CSN deve eliminar 540 mil toneladas de lixo tóxico de aterro

Atualizado: Quarta-feira, 12 Janeiro de 2011 as 5:25

A partir de ação do MPF (Ministério Público Federal) a Justiça ordenou que a CSN (Companhia Siderúrgica Nacional) apresente até o próximo dia 7, um projeto de remoção ou recuperação de um aterro irregular em Volta Redonda, na região sul-fluminense. No aterro, chamado Márcia I, foram depositados, em mais de três décadas, 540 mil toneladas de resíduos nocivos ao meio ambiente e à saúde humana.

Como o aterro foi construído no trajeto da Rodovia do Contorno, cujas obras estão em andamento, o MPF cobra a eliminação rápida do lixo tóxico. A decisão liminar da 2ª Vara Federal de Volta Redonda resulta de uma ação civil pública movida em dezembro pelo procurador da República Rodrigo da Costa Lines.

A liminar foi notificada no último dia 7 à ré, logo ela terá um mês para elaborar o plano sobre um problema de que já estava ciente por notificações do MPF. Na ação, o MPF pede a transferência dos resíduos perigosos para aterros licenciados ou sua incineração respeitando as normas de segurança. Se a CSN não retirar os resíduos, deverá obter uma licença do Inea (Instituto Estadual do Ambiente) para recuperar a área, implantando um plano aprovado pelo órgão ambiental.

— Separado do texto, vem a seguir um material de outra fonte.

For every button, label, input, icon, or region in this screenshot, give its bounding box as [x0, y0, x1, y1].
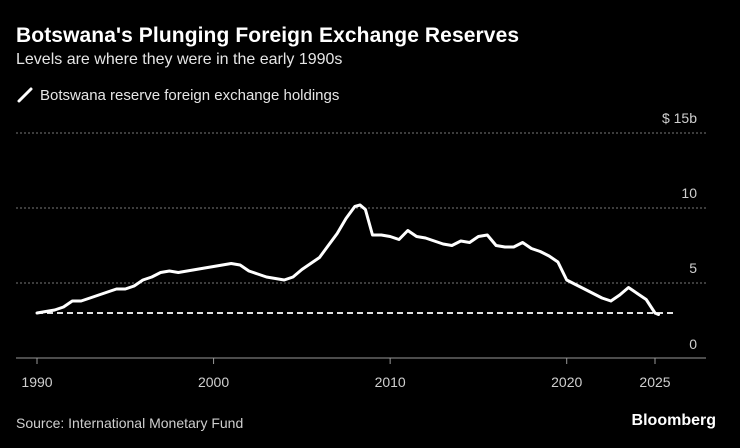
x-tick-label-2025: 2025: [639, 374, 670, 390]
y-tick-label-15: $ 15b: [662, 110, 697, 126]
legend-line-icon: [17, 87, 33, 103]
y-tick-label-10: 10: [681, 185, 697, 201]
bloomberg-logo: Bloomberg: [631, 412, 716, 429]
source-note: Source: International Monetary Fund: [16, 415, 244, 431]
x-tick-label-2020: 2020: [551, 374, 582, 390]
chart-title: Botswana's Plunging Foreign Exchange Res…: [16, 24, 520, 47]
legend-label: Botswana reserve foreign exchange holdin…: [40, 86, 340, 104]
legend: Botswana reserve foreign exchange holdin…: [16, 86, 339, 104]
y-tick-label-5: 5: [689, 260, 697, 276]
chart-subtitle: Levels are where they were in the early …: [16, 51, 343, 68]
x-tick-label-1990: 1990: [21, 374, 52, 390]
series-line-reserves: [35, 203, 660, 316]
x-tick-label-2010: 2010: [375, 374, 406, 390]
x-tick-label-2000: 2000: [198, 374, 229, 390]
y-tick-label-0: 0: [689, 336, 697, 352]
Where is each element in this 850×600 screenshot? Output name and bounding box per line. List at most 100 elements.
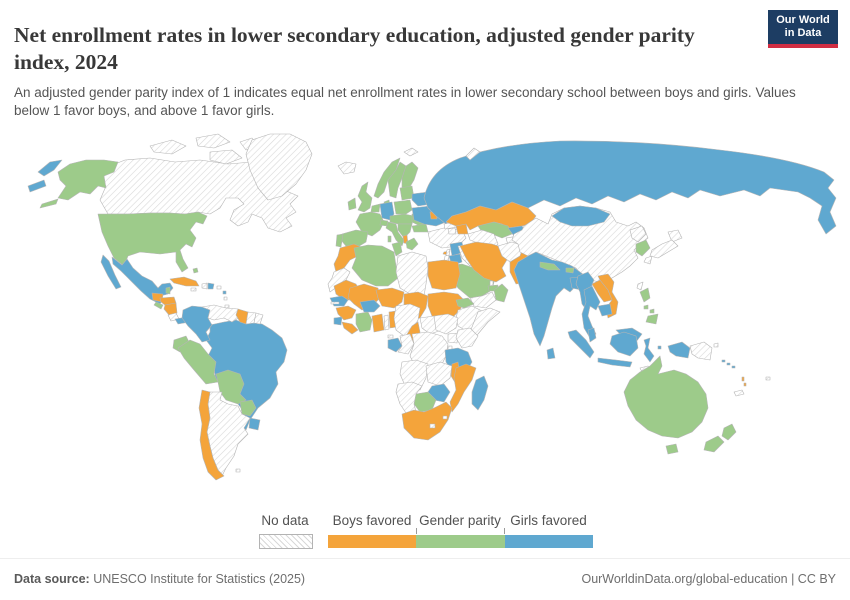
country-bhutan[interactable] [565, 267, 575, 274]
country-india[interactable] [513, 251, 593, 347]
country-japan[interactable] [649, 239, 679, 259]
country-indonesia[interactable] [657, 345, 662, 350]
country-new-zealand[interactable] [703, 435, 725, 453]
country-sierra-leone[interactable] [333, 316, 343, 326]
country-sri-lanka[interactable] [546, 347, 556, 360]
country-bahamas[interactable] [192, 267, 199, 274]
country-new-caledonia[interactable] [733, 389, 745, 397]
country-equatorial-guinea[interactable] [387, 334, 394, 339]
country-cambodia[interactable] [597, 303, 613, 317]
country-lesotho[interactable] [429, 423, 436, 429]
country-iceland[interactable] [337, 161, 357, 175]
country-ireland[interactable] [347, 197, 357, 211]
country-united-states[interactable] [57, 159, 119, 201]
country-bolivia[interactable] [215, 369, 247, 405]
country-indonesia[interactable] [643, 337, 655, 363]
country-canada[interactable] [195, 133, 231, 149]
country-indonesia[interactable] [567, 329, 595, 359]
country-vietnam[interactable] [597, 273, 619, 319]
country-dominican-republic[interactable] [207, 282, 215, 290]
country-japan[interactable] [667, 229, 683, 243]
country-russia[interactable] [423, 140, 837, 235]
country-papua-new-guinea[interactable] [713, 342, 719, 348]
country-el-salvador[interactable] [153, 301, 164, 310]
country-malaysia[interactable] [587, 327, 597, 343]
country-philippines[interactable] [639, 287, 651, 303]
country-indonesia[interactable] [609, 331, 639, 357]
country-russia[interactable] [27, 179, 47, 193]
country-solomon-islands[interactable] [726, 362, 731, 366]
country-solomon-islands[interactable] [731, 365, 736, 369]
country-italy[interactable] [385, 221, 405, 247]
country-france[interactable] [355, 211, 385, 237]
country-south-sudan[interactable] [433, 313, 459, 335]
country-greece[interactable] [405, 237, 419, 251]
country-ivory-coast[interactable] [355, 311, 373, 333]
country-niger[interactable] [375, 287, 405, 309]
country-jamaica[interactable] [190, 287, 197, 292]
country-falkland-islands[interactable] [235, 468, 241, 473]
country-guinea[interactable] [335, 305, 357, 321]
country-thailand[interactable] [581, 285, 601, 339]
country-fiji[interactable] [765, 376, 771, 381]
country-gambia[interactable] [330, 301, 340, 305]
owid-link[interactable]: OurWorldinData.org/global-education | CC… [581, 572, 836, 586]
country-north-korea[interactable] [629, 225, 647, 243]
country-philippines[interactable] [645, 313, 659, 325]
country-canada[interactable] [209, 149, 243, 165]
country-australia[interactable] [665, 443, 679, 455]
country-peru[interactable] [177, 339, 219, 385]
country-indonesia[interactable] [667, 341, 691, 359]
country-novaya-zemlya[interactable] [465, 147, 481, 161]
country-uruguay[interactable] [248, 417, 261, 431]
country-togo[interactable] [383, 314, 390, 331]
country-vanuatu[interactable] [743, 382, 747, 387]
country-congo[interactable] [397, 333, 415, 355]
country-kenya[interactable] [455, 327, 479, 349]
country-namibia[interactable] [395, 381, 423, 417]
legend-no-data-swatch[interactable] [259, 534, 313, 549]
country-mexico[interactable] [111, 256, 174, 305]
country-russia[interactable] [37, 159, 63, 177]
country-chile[interactable] [198, 389, 225, 481]
country-cuba[interactable] [169, 276, 200, 287]
country-venezuela[interactable] [201, 304, 241, 323]
country-eswatini[interactable] [442, 415, 448, 420]
country-lesser-antilles[interactable] [223, 296, 228, 301]
country-madagascar[interactable] [471, 375, 489, 411]
country-armenia[interactable] [447, 227, 457, 235]
country-poland[interactable] [393, 199, 413, 215]
country-zambia[interactable] [425, 361, 453, 387]
country-liberia[interactable] [341, 321, 359, 335]
country-united-states[interactable] [39, 198, 59, 209]
country-japan[interactable] [643, 255, 653, 265]
country-canada[interactable] [149, 139, 187, 155]
country-australia[interactable] [623, 355, 709, 439]
country-mongolia[interactable] [551, 205, 611, 227]
country-papua-new-guinea[interactable] [689, 341, 713, 361]
country-philippines[interactable] [643, 304, 649, 310]
legend-swatch-boys-favored[interactable] [328, 535, 417, 548]
country-indonesia[interactable] [597, 357, 633, 368]
country-central-europe[interactable] [389, 213, 415, 225]
country-guadeloupe[interactable] [222, 290, 227, 295]
country-gabon[interactable] [387, 337, 403, 353]
country-mexico[interactable] [100, 254, 122, 290]
country-sudan[interactable] [427, 291, 465, 321]
country-greenland[interactable] [245, 133, 313, 201]
country-oman[interactable] [493, 283, 509, 303]
country-south-africa[interactable] [401, 401, 453, 441]
country-somalia[interactable] [469, 307, 501, 343]
owid-logo[interactable]: Our World in Data [768, 10, 838, 48]
country-paraguay[interactable] [239, 399, 257, 417]
country-libya[interactable] [395, 251, 429, 297]
country-uganda[interactable] [447, 332, 459, 344]
country-belize[interactable] [165, 286, 171, 295]
country-vanuatu[interactable] [741, 376, 745, 382]
country-french-guiana[interactable] [253, 312, 264, 325]
country-new-zealand[interactable] [721, 423, 737, 441]
country-guyana[interactable] [235, 308, 249, 325]
country-south-korea[interactable] [635, 239, 651, 257]
country-algeria[interactable] [351, 244, 399, 287]
country-norway[interactable] [373, 157, 401, 199]
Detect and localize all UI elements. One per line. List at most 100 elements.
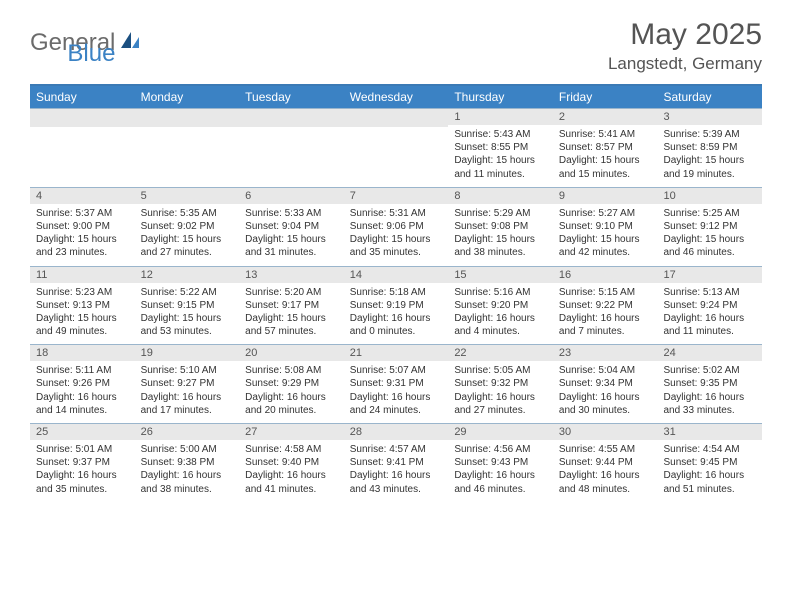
day-cell: 7Sunrise: 5:31 AMSunset: 9:06 PMDaylight… bbox=[344, 188, 449, 266]
day-number: 24 bbox=[657, 345, 762, 361]
day-cell: 26Sunrise: 5:00 AMSunset: 9:38 PMDayligh… bbox=[135, 424, 240, 502]
sunrise-text: Sunrise: 5:27 AM bbox=[559, 207, 652, 220]
sunrise-text: Sunrise: 5:02 AM bbox=[663, 364, 756, 377]
day-header: Monday bbox=[135, 86, 240, 108]
sunrise-text: Sunrise: 5:00 AM bbox=[141, 443, 234, 456]
sunset-text: Sunset: 9:38 PM bbox=[141, 456, 234, 469]
day-content: Sunrise: 5:18 AMSunset: 9:19 PMDaylight:… bbox=[344, 283, 449, 345]
day-cell: 4Sunrise: 5:37 AMSunset: 9:00 PMDaylight… bbox=[30, 188, 135, 266]
day-content: Sunrise: 4:55 AMSunset: 9:44 PMDaylight:… bbox=[553, 440, 658, 502]
sunrise-text: Sunrise: 5:37 AM bbox=[36, 207, 129, 220]
daylight-text: Daylight: 16 hours and 0 minutes. bbox=[350, 312, 443, 338]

- A liminar é fundamental para a efetiva recuperação ambiental da área e para o prosseguimento das obras da Rodovia do Contorno, tendo em vista que a CSN vinha buscando a todo custo se esquivar de sua responsabilidade. A afirmação é do procurador Rodrigo da Costa Lines, que julga o pedido do MPF de uma indenização de R$ 300 milhões pelos danos ambientais e danos morais coletivos causados pelo Márcia I.

O valor foi calculado com base no volume do aterro, na proporção de R$ 1 mil por metro cúbico. A indenização será revertida ao Fundo de Defesa dos Direitos Difusos, que recupera danos ambientais e ao patrimônio cultural, entre outros.